敷地権付き区分建物に関する権利の登記等(73条)
1)一体的登記の効力
 
・”敷地権”の登記がされると、区分建物に対して行われる所有権や担保権(一般の先取特権、質権、抵当権)に関する登記は、原則として、敷地権である旨の登記をした土地の敷地権についても登記されたのと同じ効力を持つ。
→敷地権となった土地は、今後、所有権移転の登記や担保権などの設定ができなくなる。
 
2)登記の制限
 
●敷地権である旨の登記をした土地(73条2項)
・敷地権である旨の登記をした土地には、敷地権の移転の登記、または、敷地権を目的とする担保権に係る権利に関する登記をすることはできない。
 
〇例外
①その土地が敷地権の目的となった後にその登記原因が生じたもの
②敷地権についての仮登記・質権・抵当権に係る権利に関する登記で、その土地が敷地権の目的となる前に登記原因が生じたもの。
※敷地権の本登記、一般の先取特権は対象外
 
〇①の例:規約敷地を後から追加した場合(73条2項)
・”規約敷地を新たに追加”した場合は、”当該土地が敷地権の目的となった後にその登記原因が生じたもの”に該当し、また分離処分禁止の場合に該当しないので、既に区分建物に登記されている抵当権と同一の債権を担保する敷地権のみを目的とする抵当権設定の登記をすることができる。
 
●敷地権付き区分建物(73条3項)
・敷地権付き区分建物には、当該建物のみの所有権の移転の登記、または、当該建物のみを目的とする担保権に係る権利に関する登記をすることはできない。
 
〇例外
①その建物の敷地権が生じた後にその登記原因が生じたもの
②その建物のみの所有権についての仮登記、その建物のみを目的とする質権・抵当権に係る権利に関する登記で、その建物の敷地権が生じる前に登記原因が生じたもの。
※所有権の本登記、一般の先取特権は対象外
 
※担保権に係る権利の登記
①”質権又は抵当権”
・敷地権付き区分建物についての”質権又は抵当権”が、区分建物に関する敷地権の登記をする前に登記されていると、敷地権である旨の登記をした土地の敷地権については効力がない。

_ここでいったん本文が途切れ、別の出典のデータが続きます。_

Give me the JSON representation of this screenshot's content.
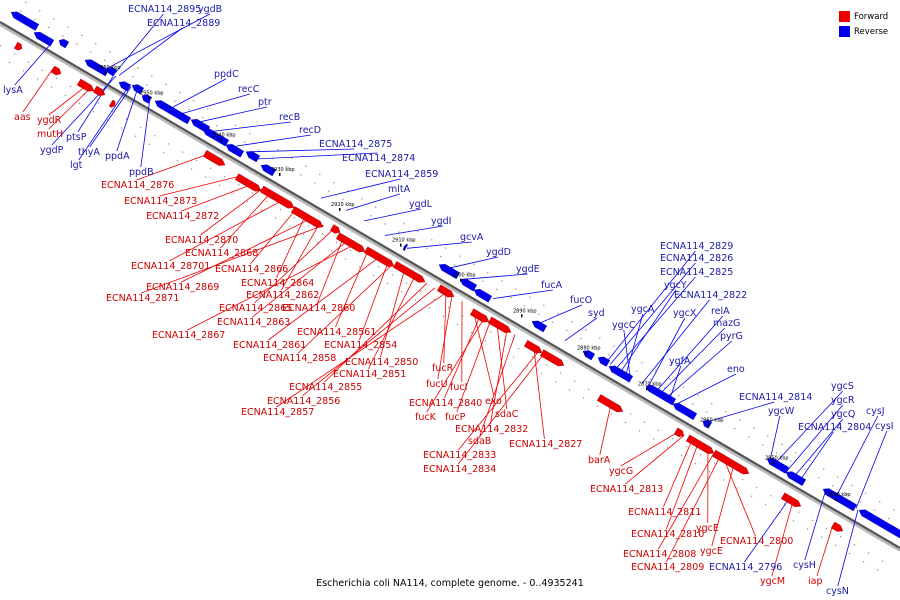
{
  "caption": "Escherichia coli NA114, complete genome. - 0..4935241",
  "legend": {
    "items": [
      {
        "label": "Forward",
        "color": "#ee0000"
      },
      {
        "label": "Reverse",
        "color": "#0000ee"
      }
    ]
  },
  "colors": {
    "forward": "#ee0000",
    "reverse": "#0000ee",
    "forward_label": "#cc0000",
    "reverse_label": "#1a1aa8",
    "backbone": "#555555"
  },
  "ticks": [
    "2960 kbp",
    "2950 kbp",
    "2940 kbp",
    "2930 kbp",
    "2920 kbp",
    "2910 kbp",
    "2900 kbp",
    "2890 kbp",
    "2880 kbp",
    "2870 kbp",
    "2860 kbp",
    "2850 kbp",
    "2840 kbp"
  ],
  "genes": [
    {
      "label": "ECNA114_2895",
      "strand": "reverse"
    },
    {
      "label": "ECNA114_2889",
      "strand": "reverse"
    },
    {
      "label": "ygdB",
      "strand": "reverse"
    },
    {
      "label": "lysA",
      "strand": "reverse"
    },
    {
      "label": "ppdC",
      "strand": "reverse"
    },
    {
      "label": "recC",
      "strand": "reverse"
    },
    {
      "label": "ptr",
      "strand": "reverse"
    },
    {
      "label": "recB",
      "strand": "reverse"
    },
    {
      "label": "recD",
      "strand": "reverse"
    },
    {
      "label": "aas",
      "strand": "forward"
    },
    {
      "label": "ygdR",
      "strand": "forward"
    },
    {
      "label": "mutH",
      "strand": "forward"
    },
    {
      "label": "ptsP",
      "strand": "reverse"
    },
    {
      "label": "ygdP",
      "strand": "reverse"
    },
    {
      "label": "lgt",
      "strand": "reverse"
    },
    {
      "label": "thyA",
      "strand": "reverse"
    },
    {
      "label": "ppdA",
      "strand": "reverse"
    },
    {
      "label": "ppdB",
      "strand": "reverse"
    },
    {
      "label": "ECNA114_2875",
      "strand": "reverse"
    },
    {
      "label": "ECNA114_2874",
      "strand": "reverse"
    },
    {
      "label": "ECNA114_2876",
      "strand": "forward"
    },
    {
      "label": "ECNA114_2859",
      "strand": "reverse"
    },
    {
      "label": "mltA",
      "strand": "reverse"
    },
    {
      "label": "ECNA114_2873",
      "strand": "forward"
    },
    {
      "label": "ECNA114_2872",
      "strand": "forward"
    },
    {
      "label": "ygdL",
      "strand": "reverse"
    },
    {
      "label": "ygdI",
      "strand": "reverse"
    },
    {
      "label": "gcvA",
      "strand": "reverse"
    },
    {
      "label": "ygdD",
      "strand": "reverse"
    },
    {
      "label": "ygdE",
      "strand": "reverse"
    },
    {
      "label": "fucA",
      "strand": "reverse"
    },
    {
      "label": "fucO",
      "strand": "reverse"
    },
    {
      "label": "syd",
      "strand": "reverse"
    },
    {
      "label": "ECNA114_2870",
      "strand": "forward"
    },
    {
      "label": "ECNA114_2868",
      "strand": "forward"
    },
    {
      "label": "ECNA114_28701",
      "strand": "forward"
    },
    {
      "label": "ECNA114_2866",
      "strand": "forward"
    },
    {
      "label": "ECNA114_2864",
      "strand": "forward"
    },
    {
      "label": "ECNA114_2869",
      "strand": "forward"
    },
    {
      "label": "ECNA114_2862",
      "strand": "forward"
    },
    {
      "label": "ECNA114_2871",
      "strand": "forward"
    },
    {
      "label": "ECNA114_2865",
      "strand": "forward"
    },
    {
      "label": "ECNA114_2860",
      "strand": "forward"
    },
    {
      "label": "ECNA114_2863",
      "strand": "forward"
    },
    {
      "label": "ECNA114_2867",
      "strand": "forward"
    },
    {
      "label": "ECNA114_28561",
      "strand": "forward"
    },
    {
      "label": "ECNA114_2861",
      "strand": "forward"
    },
    {
      "label": "ECNA114_2854",
      "strand": "forward"
    },
    {
      "label": "ECNA114_2858",
      "strand": "forward"
    },
    {
      "label": "ECNA114_2850",
      "strand": "forward"
    },
    {
      "label": "ECNA114_2851",
      "strand": "forward"
    },
    {
      "label": "ECNA114_2855",
      "strand": "forward"
    },
    {
      "label": "ECNA114_2856",
      "strand": "forward"
    },
    {
      "label": "ECNA114_2857",
      "strand": "forward"
    },
    {
      "label": "fucR",
      "strand": "forward"
    },
    {
      "label": "fucU",
      "strand": "forward"
    },
    {
      "label": "fucI",
      "strand": "forward"
    },
    {
      "label": "exo",
      "strand": "forward"
    },
    {
      "label": "ECNA114_2840",
      "strand": "forward"
    },
    {
      "label": "fucK",
      "strand": "forward"
    },
    {
      "label": "fucP",
      "strand": "forward"
    },
    {
      "label": "sdaC",
      "strand": "forward"
    },
    {
      "label": "ECNA114_2832",
      "strand": "forward"
    },
    {
      "label": "sdaB",
      "strand": "forward"
    },
    {
      "label": "ECNA114_2827",
      "strand": "forward"
    },
    {
      "label": "ECNA114_2833",
      "strand": "forward"
    },
    {
      "label": "ECNA114_2834",
      "strand": "forward"
    },
    {
      "label": "ECNA114_2829",
      "strand": "reverse"
    },
    {
      "label": "ECNA114_2826",
      "strand": "reverse"
    },
    {
      "label": "ECNA114_2825",
      "strand": "reverse"
    },
    {
      "label": "ygcY",
      "strand": "reverse"
    },
    {
      "label": "ygcA",
      "strand": "reverse"
    },
    {
      "label": "ygcC",
      "strand": "reverse"
    },
    {
      "label": "ECNA114_2822",
      "strand": "reverse"
    },
    {
      "label": "ygcX",
      "strand": "reverse"
    },
    {
      "label": "relA",
      "strand": "reverse"
    },
    {
      "label": "mazG",
      "strand": "reverse"
    },
    {
      "label": "pyrG",
      "strand": "reverse"
    },
    {
      "label": "ygfA",
      "strand": "reverse"
    },
    {
      "label": "eno",
      "strand": "reverse"
    },
    {
      "label": "ECNA114_2814",
      "strand": "reverse"
    },
    {
      "label": "ygcW",
      "strand": "reverse"
    },
    {
      "label": "ygcS",
      "strand": "reverse"
    },
    {
      "label": "ygcR",
      "strand": "reverse"
    },
    {
      "label": "ygcQ",
      "strand": "reverse"
    },
    {
      "label": "ECNA114_2804",
      "strand": "reverse"
    },
    {
      "label": "cysJ",
      "strand": "reverse"
    },
    {
      "label": "cysI",
      "strand": "reverse"
    },
    {
      "label": "barA",
      "strand": "forward"
    },
    {
      "label": "ygcG",
      "strand": "forward"
    },
    {
      "label": "ECNA114_2813",
      "strand": "forward"
    },
    {
      "label": "ECNA114_2811",
      "strand": "forward"
    },
    {
      "label": "ECNA114_2810",
      "strand": "forward"
    },
    {
      "label": "ygcE",
      "strand": "forward"
    },
    {
      "label": "ECNA114_2800",
      "strand": "forward"
    },
    {
      "label": "ECNA114_2808",
      "strand": "forward"
    },
    {
      "label": "ygcE",
      "strand": "forward"
    },
    {
      "label": "ECNA114_2809",
      "strand": "forward"
    },
    {
      "label": "ECNA114_2796",
      "strand": "reverse"
    },
    {
      "label": "ygcM",
      "strand": "forward"
    },
    {
      "label": "cysH",
      "strand": "reverse"
    },
    {
      "label": "iap",
      "strand": "forward"
    },
    {
      "label": "cysN",
      "strand": "reverse"
    }
  ]
}
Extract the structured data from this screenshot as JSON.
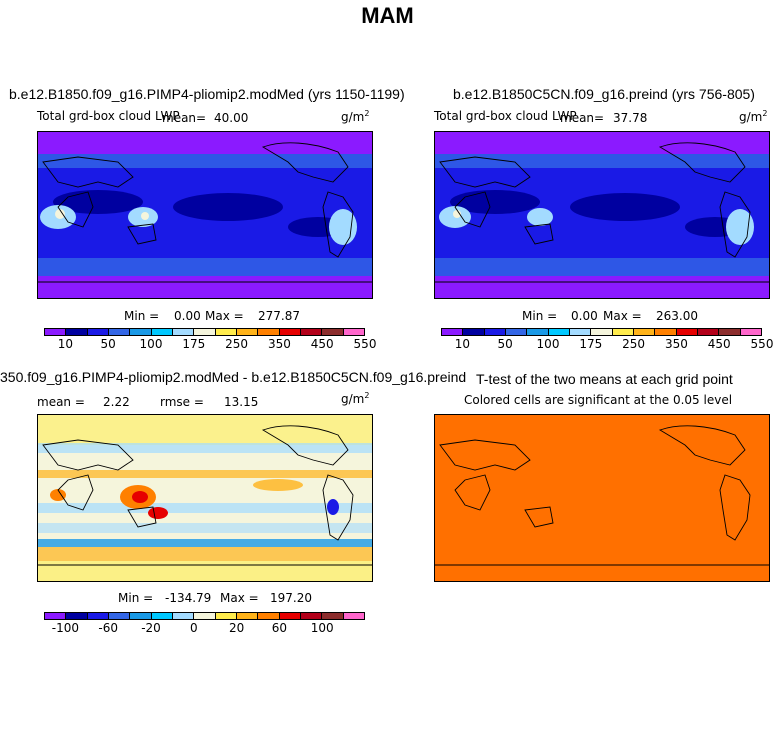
{
  "page_title": "MAM",
  "chart_data": [
    {
      "type": "heatmap",
      "title": "b.e12.B1850.f09_g16.PIMP4-pliomip2.modMed (yrs 1150-1199)",
      "subtitle": "Total grd-box cloud LWP",
      "mean_label": "mean=",
      "mean_value": "40.00",
      "unit": "g/m",
      "unit_exp": "2",
      "min_label": "Min =",
      "min_value": "0.00",
      "max_label": "Max =",
      "max_value": "277.87",
      "colorbar": {
        "colors": [
          "#8b1aff",
          "#0000a0",
          "#1a1ae6",
          "#3366e6",
          "#1a99e6",
          "#00c8ff",
          "#a3dbff",
          "#f5f5dc",
          "#ffec4d",
          "#ffb31a",
          "#ff8000",
          "#e60000",
          "#b3001a",
          "#8c2d2d",
          "#ff66cc"
        ],
        "tick_labels": [
          "10",
          "50",
          "100",
          "175",
          "250",
          "350",
          "450",
          "550"
        ]
      }
    },
    {
      "type": "heatmap",
      "title": "b.e12.B1850C5CN.f09_g16.preind (yrs 756-805)",
      "subtitle": "Total grd-box cloud LWP",
      "mean_label": "mean=",
      "mean_value": "37.78",
      "unit": "g/m",
      "unit_exp": "2",
      "min_label": "Min =",
      "min_value": "0.00",
      "max_label": "Max =",
      "max_value": "263.00",
      "colorbar": {
        "colors": [
          "#8b1aff",
          "#0000a0",
          "#1a1ae6",
          "#3366e6",
          "#1a99e6",
          "#00c8ff",
          "#a3dbff",
          "#f5f5dc",
          "#ffec4d",
          "#ffb31a",
          "#ff8000",
          "#e60000",
          "#b3001a",
          "#8c2d2d",
          "#ff66cc"
        ],
        "tick_labels": [
          "10",
          "50",
          "100",
          "175",
          "250",
          "350",
          "450",
          "550"
        ]
      }
    },
    {
      "type": "heatmap",
      "title": "350.f09_g16.PIMP4-pliomip2.modMed - b.e12.B1850C5CN.f09_g16.preind",
      "mean_label": "mean =",
      "mean_value": "2.22",
      "rmse_label": "rmse =",
      "rmse_value": "13.15",
      "unit": "g/m",
      "unit_exp": "2",
      "min_label": "Min =",
      "min_value": "-134.79",
      "max_label": "Max =",
      "max_value": "197.20",
      "colorbar": {
        "colors": [
          "#8b1aff",
          "#0000a0",
          "#1a1ae6",
          "#3366e6",
          "#1a99e6",
          "#00c8ff",
          "#a3dbff",
          "#f5f5dc",
          "#ffec4d",
          "#ffb31a",
          "#ff8000",
          "#e60000",
          "#b3001a",
          "#8c2d2d",
          "#ff66cc"
        ],
        "tick_labels": [
          "-100",
          "-60",
          "-20",
          "0",
          "20",
          "60",
          "100"
        ]
      }
    },
    {
      "type": "heatmap",
      "title": "T-test of the two means at each grid point",
      "subtitle": "Colored cells are significant at the 0.05 level",
      "fill_color": "#ff7000"
    }
  ]
}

・敷地権付き区分建物については、当該建物のみを目的とする抵当権の設定の登記をすることはできないが、その抵当権の設定登記の登記原因が当該建物の敷地権が生ずる前に生じたものであるときは、当該建物のみを目的とする抵当権の設定の登記をすることができる。
②一般の先取特権
・上記のような規定はない。
※債務者の一般財産である土地と建物の上に成立しているため、分離した効力は認められない。